Training, whether web-based or in a classroom, has been deemed necessary in this transition. Erman said clinicians have to learn to use these tools, noting younger healthcare professionals will be coming in having never used paper records.

“The car—and by that I mean EHR technology—is going down the road. You can drive it, be a passenger or be dragged kicking and screaming behind it,” he said. “The car’s going with you or without you, so I recommend you embrace it at whatever level you desire.”

For executives, the financial impacts alone make adopting new technology essential.
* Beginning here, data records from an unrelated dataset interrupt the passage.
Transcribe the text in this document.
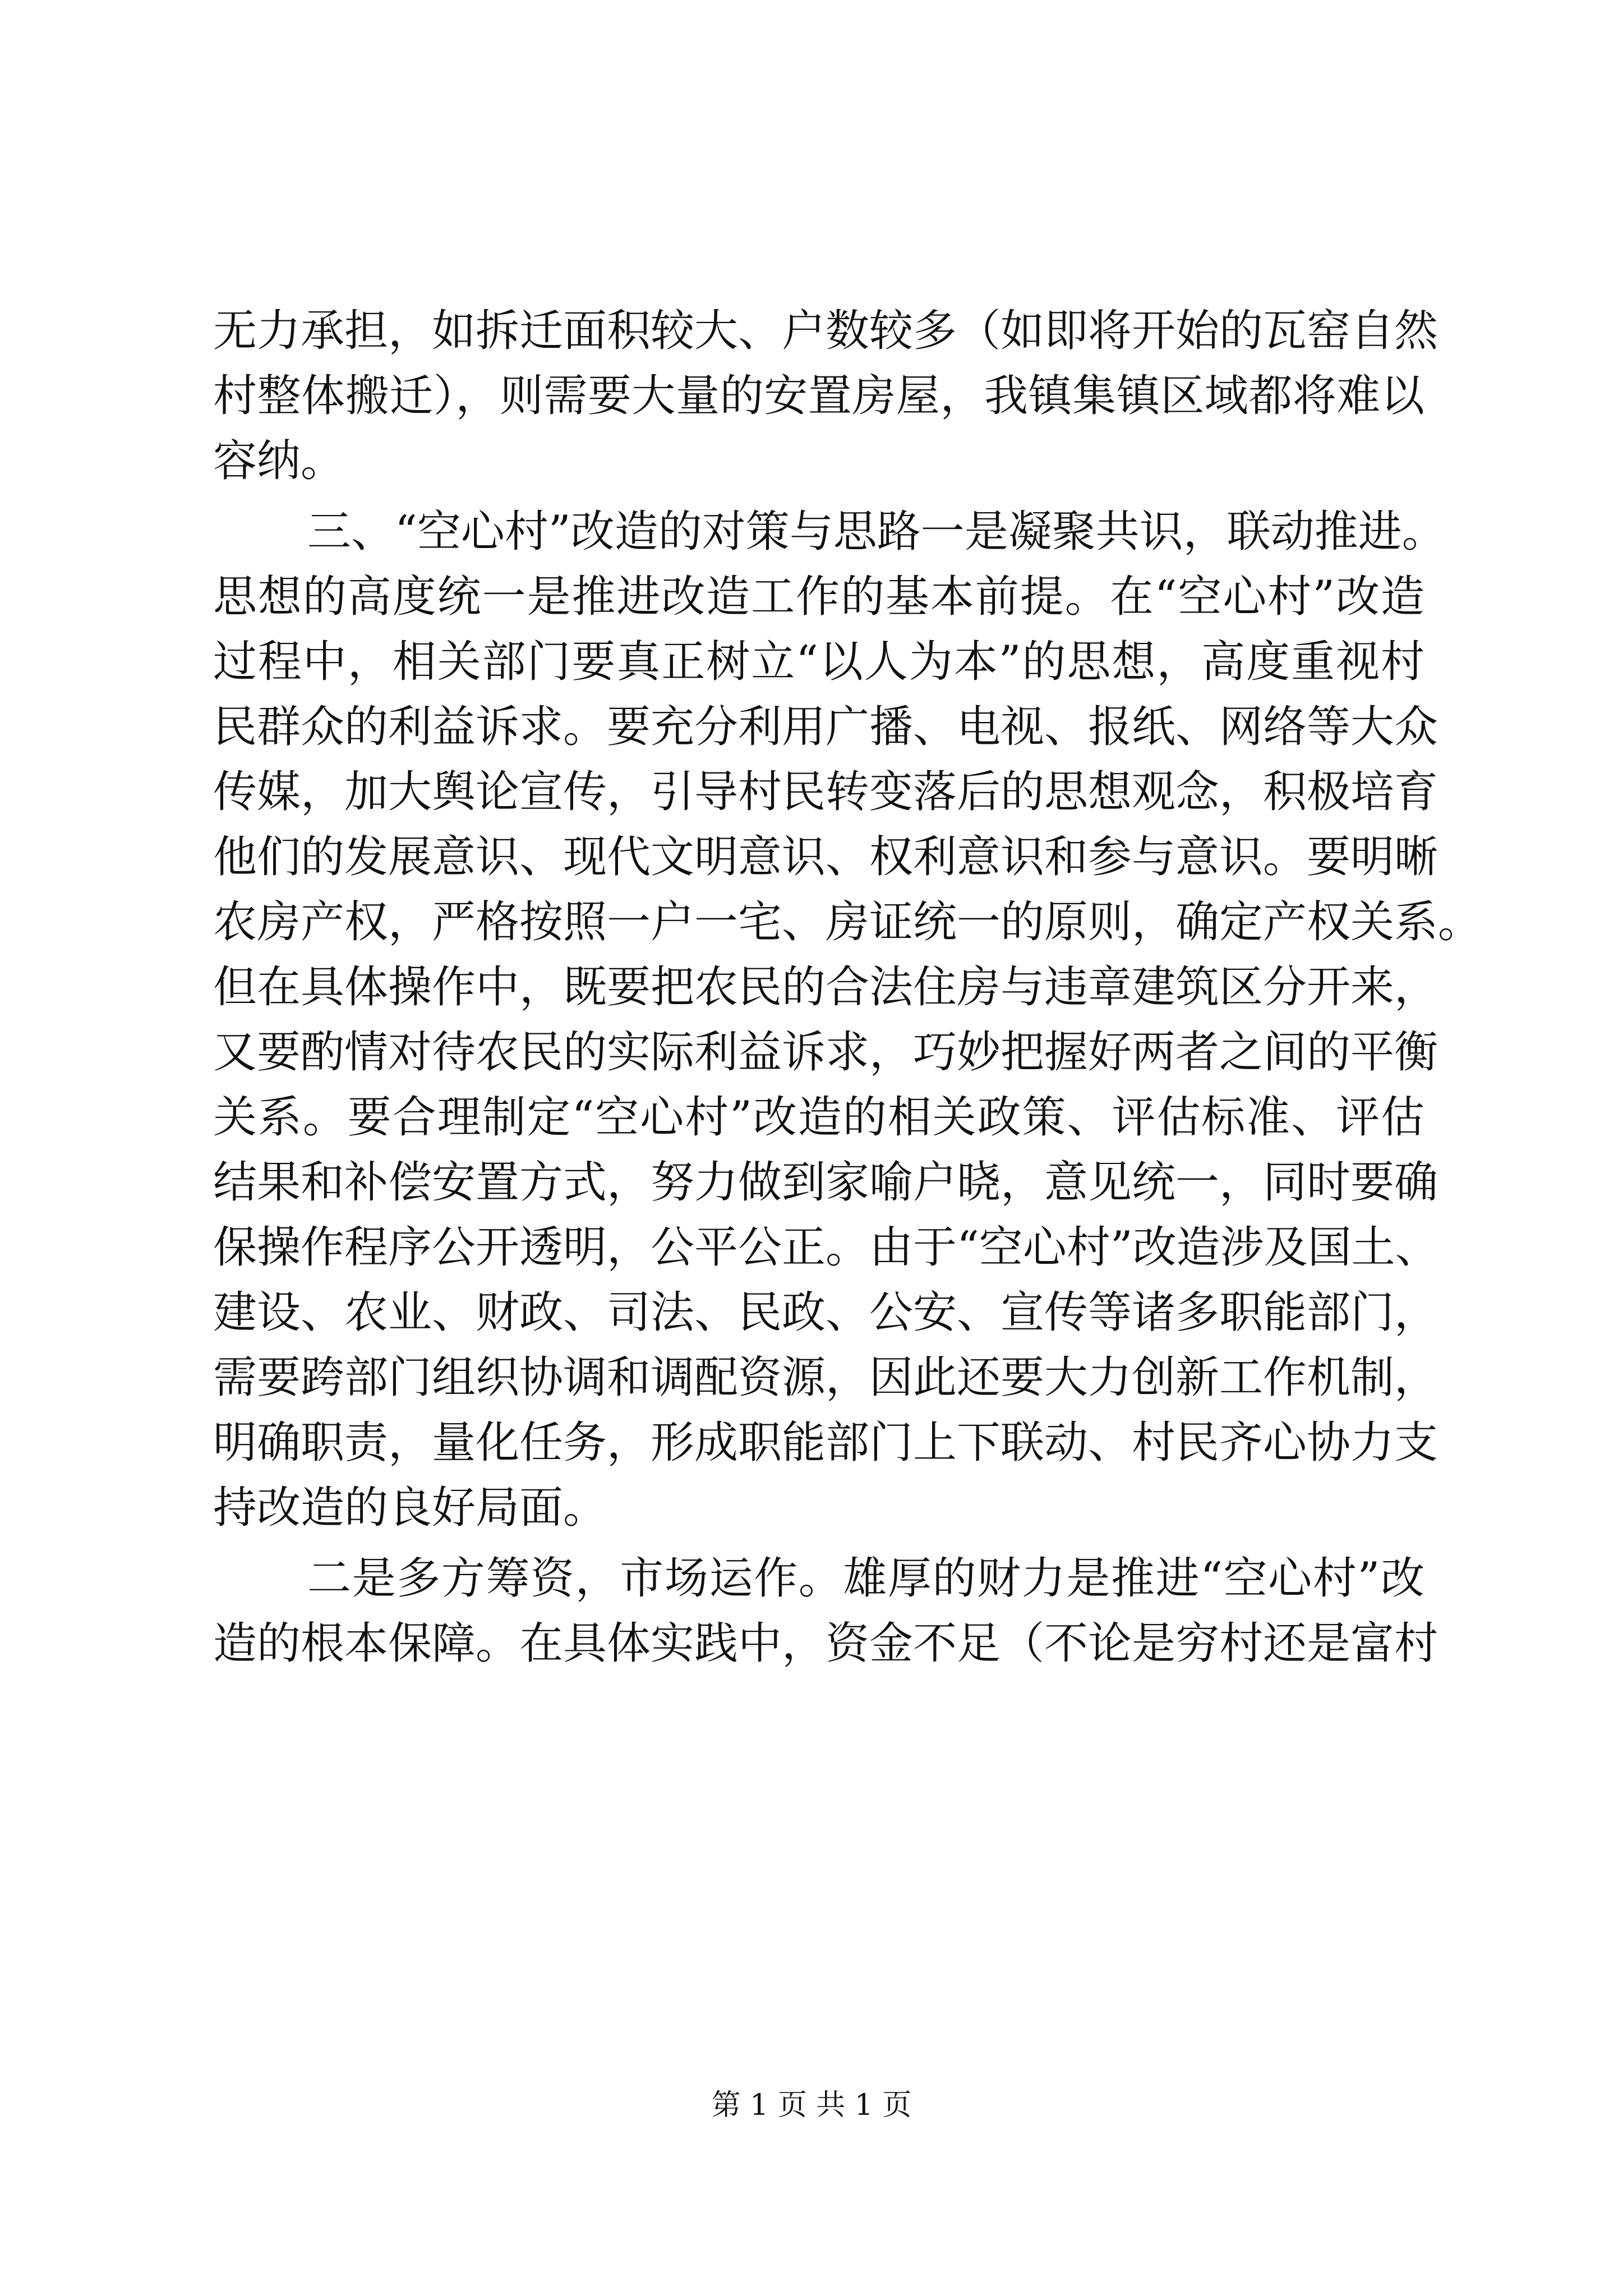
无力承担，如拆迁面积较大、户数较多（如即将开始的瓦窑自然
村整体搬迁），则需要大量的安置房屋，我镇集镇区域都将难以
容纳。
三、“空心村”改造的对策与思路一是凝聚共识，联动推进。
思想的高度统一是推进改造工作的基本前提。在“空心村”改造
过程中，相关部门要真正树立“以人为本”的思想，高度重视村
民群众的利益诉求。要充分利用广播、电视、报纸、网络等大众
传媒，加大舆论宣传，引导村民转变落后的思想观念，积极培育
他们的发展意识、现代文明意识、权利意识和参与意识。要明晰
农房产权，严格按照一户一宅、房证统一的原则，确定产权关系。
但在具体操作中，既要把农民的合法住房与违章建筑区分开来，
又要酌情对待农民的实际利益诉求，巧妙把握好两者之间的平衡
关系。要合理制定“空心村”改造的相关政策、评估标准、评估
结果和补偿安置方式，努力做到家喻户晓，意见统一，同时要确
保操作程序公开透明，公平公正。由于“空心村”改造涉及国土、
建设、农业、财政、司法、民政、公安、宣传等诸多职能部门，
需要跨部门组织协调和调配资源，因此还要大力创新工作机制，
明确职责，量化任务，形成职能部门上下联动、村民齐心协力支
持改造的良好局面。
二是多方筹资，市场运作。雄厚的财力是推进“空心村”改
造的根本保障。在具体实践中，资金不足（不论是穷村还是富村
第 1 页 共 1 页
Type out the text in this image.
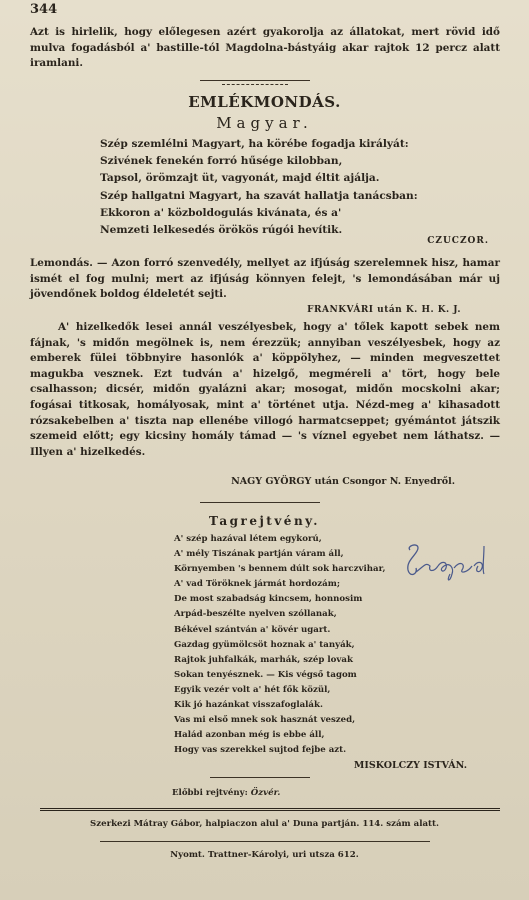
344
Azt is hirlelik, hogy előlegesen azért gyakorolja az állatokat, mert rövid idő mulva fogadásból a' bastille-tól Magdolna-bástyáig akar rajtok 12 percz alatt iramlani.
EMLÉKMONDÁS.
Magyar.
Szép szemlélni Magyart, ha körébe fogadja királyát:
Szivének fenekén forró hűsége kilobban,
Tapsol, örömzajt üt, vagyonát, majd éltit ajálja.
Szép hallgatni Magyart, ha szavát hallatja tanácsban:
Ekkoron a' közboldogulás kivánata, és a'
Nemzeti lelkesedés örökös rúgói hevítik.
CZUCZOR.
Lemondás. — Azon forró szenvedély, mellyet az ifjúság szerelemnek hisz, hamar ismét el fog mulni; mert az ifjúság könnyen felejt, 's lemondásában már uj jövendőnek boldog éldeletét sejti.
FRANKVÁRI után K. H. K. J.
A' hizelkedők lesei annál veszélyesbek, hogy a' tőlek kapott sebek nem fájnak, 's midőn megölnek is, nem érezzük; annyiban veszélyesbek, hogy az emberek fülei többnyire hasonlók a' köppölyhez, — minden megveszettet magukba vesznek. Ezt tudván a' hizelgő, megméreli a' tört, hogy bele csalhasson; dicsér, midőn gyalázni akar; mosogat, midőn mocskolni akar; fogásai titkosak, homályosak, mint a' történet utja. Nézd-meg a' kihasadott rózsakebelben a' tiszta nap ellenébe villogó harmatcseppet; gyémántot játszik szemeid előtt; egy kicsiny homály támad — 's víznel egyebet nem láthatsz. — Illyen a' hizelkedés.
NAGY GYÖRGY után Csongor N. Enyedről.
Tagrejtvény.
A' szép hazával létem egykorú,
A' mély Tiszának partján váram áll,
Környemben 's bennem dúlt sok harczvihar,
A' vad Töröknek jármát hordozám;
De most szabadság kincsem, honnosim
Arpád-beszélte nyelven szóllanak,
Békével szántván a' kövér ugart.
Gazdag gyümölcsöt hoznak a' tanyák,
Rajtok juhfalkák, marhák, szép lovak
Sokan tenyésznek. — Kis végső tagom
Egyik vezér volt a' hét fők közül,
Kik jó hazánkat visszafoglalák.
Vas mi első mnek sok hasznát veszed,
Halád azonban még is ebbe áll,
Hogy vas szerekkel sujtod fejbe azt.
MISKOLCZY ISTVÁN.
Előbbi rejtvény: Özvér.
Szerkezi Mátray Gábor, halpiaczon alul a' Duna partján. 114. szám alatt.
Nyomt. Trattner-Károlyi, uri utsza 612.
When asked what has been the most significant financial benefit, 67 percent said capturing appropriate reimbursements, 54 percent said a reduction in denied claims and 52 percent said improved performance under bundled payments.

“As we’re moving toward value-based care and complete accountability for a given population’s overall health, without systems like these and key tools around clinical decision support … we won’t be able to succeed,” said Michael Hyder, MD, MPH, CMIO of New Bedford, Massachusetts Southcoast Health. “There’s no option not to participate in something like this or to move forward without these types of tools. Advanced information technology is absolutely critical to providing high-quality care at an appropriate cost.”